This isn't meant to be an answer, or even truthful, more just something to think about, again, its just me ruminating on various floaties in my head. Maybe its true, maybe its not, I don't have the visual landscape to know for certain, and should not be taken as such. Think of it more as dinner conversation, in a one-sided sorta way.
Anyway, I was thinking about testing in loosly-typed languages, and how at the last company I worked for, where I only wrote in loosly-typed languages (Perl), that having tests written for our software was not only a Good Thing, but a necessity. There were many, many problems we caught via tests that we would not have caught until they bit us in a production environment.

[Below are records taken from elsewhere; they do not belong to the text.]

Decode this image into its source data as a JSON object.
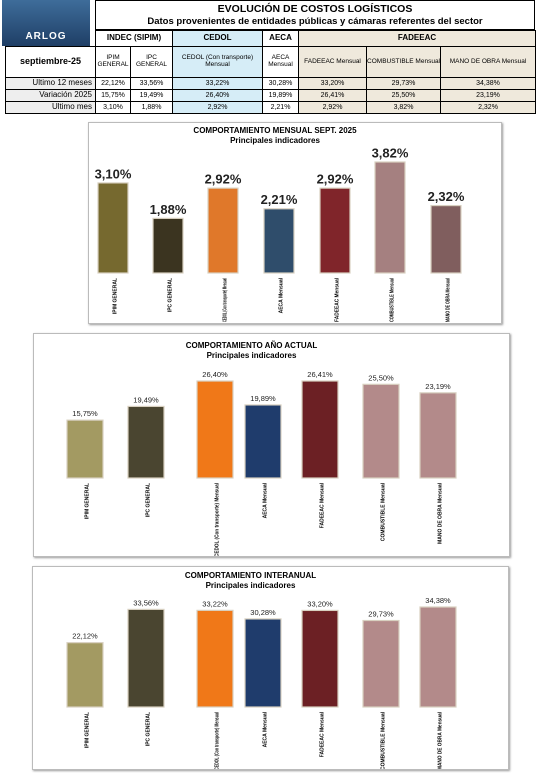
{
  "header": {
    "logo": "ARLOG",
    "title": "EVOLUCIÓN DE COSTOS LOGÍSTICOS",
    "subtitle": "Datos provenientes de entidades públicas y cámaras referentes del sector"
  },
  "table": {
    "period": "septiembre-25",
    "groups": [
      "INDEC (SIPIM)",
      "CEDOL",
      "AECA",
      "FADEEAC"
    ],
    "columns": [
      "IPIM GENERAL",
      "IPC GENERAL",
      "CEDOL (Con transporte) Mensual",
      "AECA Mensual",
      "FADEEAC Mensual",
      "COMBUSTIBLE Mensual",
      "MANO DE OBRA Mensual"
    ],
    "rows": [
      {
        "label": "Ultimo 12 meses",
        "cells": [
          "22,12%",
          "33,56%",
          "33,22%",
          "30,28%",
          "33,20%",
          "29,73%",
          "34,38%"
        ]
      },
      {
        "label": "Variación 2025",
        "cells": [
          "15,75%",
          "19,49%",
          "26,40%",
          "19,89%",
          "26,41%",
          "25,50%",
          "23,19%"
        ]
      },
      {
        "label": "Ultimo mes",
        "cells": [
          "3,10%",
          "1,88%",
          "2,92%",
          "2,21%",
          "2,92%",
          "3,82%",
          "2,32%"
        ]
      }
    ]
  },
  "chart_data": [
    {
      "type": "bar",
      "title": "COMPORTAMIENTO MENSUAL SEPT. 2025",
      "subtitle": "Principales indicadores",
      "categories": [
        "IPIM GENERAL",
        "IPC GENERAL",
        "CEDOL (Con transporte) Mensual",
        "AECA Mensual",
        "FADEEAC Mensual",
        "COMBUSTIBLE Mensual",
        "MANO DE OBRA Mensual"
      ],
      "values": [
        3.1,
        1.88,
        2.92,
        2.21,
        2.92,
        3.82,
        2.32
      ],
      "value_labels": [
        "3,10%",
        "1,88%",
        "2,92%",
        "2,21%",
        "2,92%",
        "3,82%",
        "2,32%"
      ],
      "colors": [
        "#76692f",
        "#3b3420",
        "#e0782a",
        "#2f4d6b",
        "#80252a",
        "#a58080",
        "#805e5e"
      ]
    },
    {
      "type": "bar",
      "title": "COMPORTAMIENTO AÑO ACTUAL",
      "subtitle": "Principales indicadores",
      "categories": [
        "IPIM GENERAL",
        "IPC GENERAL",
        "CEDOL (Con transporte) Mensual",
        "AECA Mensual",
        "FADEEAC Mensual",
        "COMBUSTIBLE Mensual",
        "MANO DE OBRA Mensual"
      ],
      "values": [
        15.75,
        19.49,
        26.4,
        19.89,
        26.41,
        25.5,
        23.19
      ],
      "value_labels": [
        "15,75%",
        "19,49%",
        "26,40%",
        "19,89%",
        "26,41%",
        "25,50%",
        "23,19%"
      ],
      "colors": [
        "#a39a62",
        "#4a4530",
        "#f07818",
        "#1f3c6c",
        "#6c2024",
        "#b38a8a",
        "#b38a8a"
      ]
    },
    {
      "type": "bar",
      "title": "COMPORTAMIENTO INTERANUAL",
      "subtitle": "Principales indicadores",
      "categories": [
        "IPIM GENERAL",
        "IPC GENERAL",
        "CEDOL (Con transporte) Mensual",
        "AECA Mensual",
        "FADEEAC Mensual",
        "COMBUSTIBLE Mensual",
        "MANO DE OBRA Mensual"
      ],
      "values": [
        22.12,
        33.56,
        33.22,
        30.28,
        33.2,
        29.73,
        34.38
      ],
      "value_labels": [
        "22,12%",
        "33,56%",
        "33,22%",
        "30,28%",
        "33,20%",
        "29,73%",
        "34,38%"
      ],
      "colors": [
        "#a39a62",
        "#4a4530",
        "#f07818",
        "#1f3c6c",
        "#6c2024",
        "#b38a8a",
        "#b38a8a"
      ]
    }
  ]
}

However, most of C++ and Java code I've seen recently doesn't have any tests, nor with the complexity of the system could you test everything. Even without testing, the software runs, perhaps better then I expected. Although high quality software has been written without tests, so having tests is not a requirement for high-quality software, but that's not the point...
The point is more a comparison between strongly-typed an loosely-typed languages. In strong typing, the compiler does a lot of the checking work for you, even though in languages like C++ and Java, you have to be explicit about the type (which I find revulting, personally), so many of the tests you might write are already covered by the compiler.
In comparison, with Perl, you won't find out if you can call a method until run-time. This forces you to create tests that confirm that your code, can indeed, call the methods you want to call, on the objects you want to call them on.
So, in effect, part of your test suite becomes a simple-compiler, checking for certain things that strongly-typed languages have already checked. This poses a strange question, are you coders writing tests, or fixing a "broken" compiler? Is the compiler that broken to begin with?